Radio Frequency Identification (RFID)

The 4G protocol

QUESTION 36
Physical labels and ________ are two common forms of labeling which are mentioned in ISO 27002.

metadata

teradata

bridge

QUESTION 37
You are the owner of the courier company SpeeDelivery. You have carried out a risk analysis and now want to determine your risk strategy. You decide to take measures for the large risks but not for the small risks. What is this risk strategy called?

Risk bearing

Risk avoiding

Risk neutral

Risk passing

QUESTION 38
Logging in to a computer system is an access-granting process consisting of three steps: identification, authentication and authorization.
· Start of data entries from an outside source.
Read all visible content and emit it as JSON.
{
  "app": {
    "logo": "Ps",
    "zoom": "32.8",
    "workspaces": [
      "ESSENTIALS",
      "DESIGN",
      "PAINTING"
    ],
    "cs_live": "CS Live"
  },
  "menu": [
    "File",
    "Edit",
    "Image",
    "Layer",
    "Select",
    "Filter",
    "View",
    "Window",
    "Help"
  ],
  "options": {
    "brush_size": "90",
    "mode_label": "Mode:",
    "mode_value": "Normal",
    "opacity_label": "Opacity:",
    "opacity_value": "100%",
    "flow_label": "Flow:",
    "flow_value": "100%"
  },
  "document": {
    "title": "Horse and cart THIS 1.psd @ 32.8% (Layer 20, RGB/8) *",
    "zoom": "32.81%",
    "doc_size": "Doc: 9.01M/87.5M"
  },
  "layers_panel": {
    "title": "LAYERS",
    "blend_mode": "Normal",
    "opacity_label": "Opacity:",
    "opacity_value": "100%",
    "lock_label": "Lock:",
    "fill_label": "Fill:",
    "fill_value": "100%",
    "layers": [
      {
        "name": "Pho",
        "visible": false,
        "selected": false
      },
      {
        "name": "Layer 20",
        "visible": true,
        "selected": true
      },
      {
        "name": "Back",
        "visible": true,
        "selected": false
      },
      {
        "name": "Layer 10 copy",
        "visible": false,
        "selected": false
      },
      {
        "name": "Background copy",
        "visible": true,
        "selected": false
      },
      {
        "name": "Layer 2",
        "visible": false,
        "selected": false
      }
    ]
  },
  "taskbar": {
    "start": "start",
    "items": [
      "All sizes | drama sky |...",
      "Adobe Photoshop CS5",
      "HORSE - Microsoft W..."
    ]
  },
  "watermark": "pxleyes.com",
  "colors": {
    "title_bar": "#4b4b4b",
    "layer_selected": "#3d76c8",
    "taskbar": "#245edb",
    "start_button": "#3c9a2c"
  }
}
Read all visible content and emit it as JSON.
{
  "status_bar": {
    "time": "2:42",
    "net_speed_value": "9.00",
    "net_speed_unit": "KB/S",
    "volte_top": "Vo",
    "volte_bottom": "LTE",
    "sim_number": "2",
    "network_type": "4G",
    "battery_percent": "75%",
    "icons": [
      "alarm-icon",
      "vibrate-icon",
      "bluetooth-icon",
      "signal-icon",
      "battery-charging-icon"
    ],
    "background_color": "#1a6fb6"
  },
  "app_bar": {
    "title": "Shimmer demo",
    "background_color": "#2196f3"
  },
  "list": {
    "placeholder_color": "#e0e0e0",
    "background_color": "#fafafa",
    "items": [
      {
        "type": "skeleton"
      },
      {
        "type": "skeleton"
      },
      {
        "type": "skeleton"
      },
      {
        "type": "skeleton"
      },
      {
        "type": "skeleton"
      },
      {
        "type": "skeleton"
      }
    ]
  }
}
What occurs during the first step of this process: identification?

Thefirst step consists of checking if the user is using the correct certificate.

The first step consists of checking if the user appears on the list of authorized users.

The first step consists of comparing the password with the registered password.

The first step consists of granting access to the information to which the user is authorized.

QUESTION 39
What should be used to protect data on removable media ifdata confidentiality or integrity are important considerations?

backup on another removable medium

cryptographic techniques

a password

logging

QUESTION 40
What are the data protection principles set out in the GDPR?

Purpose limitation, proportionality, availability, data minimisation

Purpose limitation, proportionality, data minimisation, transparency

Target group, proportionality, transparency, data minimisation

Purpose limitation, pudicity, transparency, data minimisation

QUESTION 41
Which of the following measures is a preventive measure?

Installing a logging system that enables changes in a system to be recognized

Shutting down all internet traffic after a hacker has gained access to thecompany systems

Putting sensitive information in a safe

Classifying a risk as acceptable because the cost of addressing the threat is higher than the value of the information at risk

QUESTION 42
What is an example of a security incident?

The lighting in the department no longer works.

A member of staff loses a laptop.

You cannot set the correct fonts in your word processing software.

A file is saved under an incorrect name.

QUESTION 43
A non-human threat for computer systems is a flood. In which situation is a flood always a relevant threat?

If the riskanalysis has not been carried out.

When computer systems are kept in a cellar below ground level.

When the computer systems are not insured.

When the organization is located near a river.

2022 Updated PECB ISO-IEC-27001-Lead-Implementer Certification Study Guide Pass ISO-IEC-27001-Lead-Implementer Fast [Q24-Q46]

PECB ISO-IEC-27001-Lead-Implementer Exam Syllabus Topics:

Topics covered by the PECB ISO IEC 27001 Lead Implementer Certification Exam:

Who can take the PECB ISO IEC 27001 Lead Implementer Certification Exam?